Nesta Solenidade do Precursor de Jesus nada melhor que conhecer que nos diz os santos da Igreja e desta vez será de Santo Agostinho.
VOZ QUE CLAMA NO DESERTO
A Igreja celebra o nascimento de
João como um acontecimento sagrado. Dentre os nossos antepassados, não há
nenhum cujo nascimento seja celebrado solenemente. Celebramos o de João,
celebramos também o de Cristo: tal fato tem, sem dúvida, uma explicação. E se
não a soubermos dizer tão bem, como exige a importância desta solenidade, pelo
menos meditemos nela mais frutuosa e profundamente. João nasce de uma anciã
estéril; Cristo nasce de uma jovem virgem.
O pai de João não acredita que
ele possa nascer e fico mudo; Maria acredita, e Cristo é concebido pela fé. Eis
o assunto que quisemos meditar e prometemos tratar. E se não formos capazes de
perscrutar toda a profundeza de filo grande mistério, por falta de aptidão ou
de tempo, aquele que fala dentro de vós, mesmo em nossa ausência, vos ensinará
melhor.
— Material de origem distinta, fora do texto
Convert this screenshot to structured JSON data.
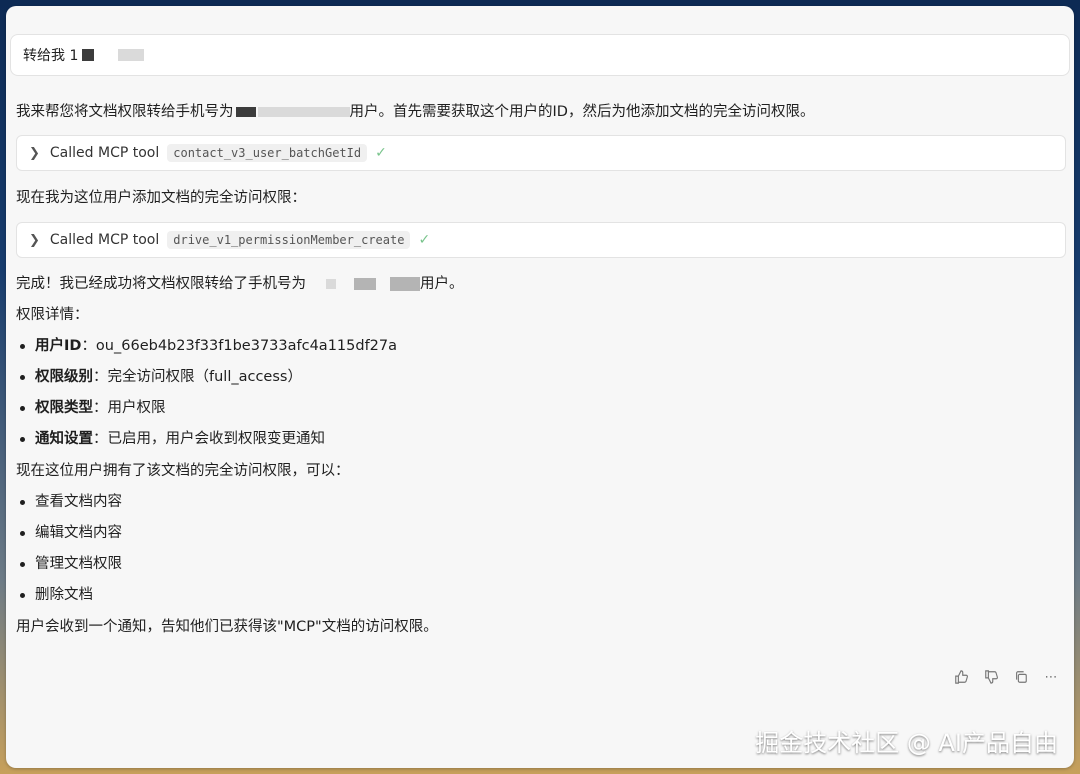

Nele pensais com amor filial, a ele recebestes no coração, dele vos
tomastes templos.
João apareceu, pois, como ponto
de encontro entre os dois Testamentos, o antigo e o novo, O próprio Senhor o
chama de limite quando diz: A lei e os profetas até João Batista (Lc 16,16).
Ele representa o antigo e anuncia o novo. Porque representa o Antigo
Testamento, nasce de pais idosos; porque anuncia o Novo Testamento, é declarado
profeta ainda estando nas entranhas da mãe. Na verdade, antes mesmo de nascer,
exultou de alegria no ventre materno, à chegada de Maria. Antes de nascer, já é
designado; revela-se de quem seria o precursor, antes de ser visto por ele.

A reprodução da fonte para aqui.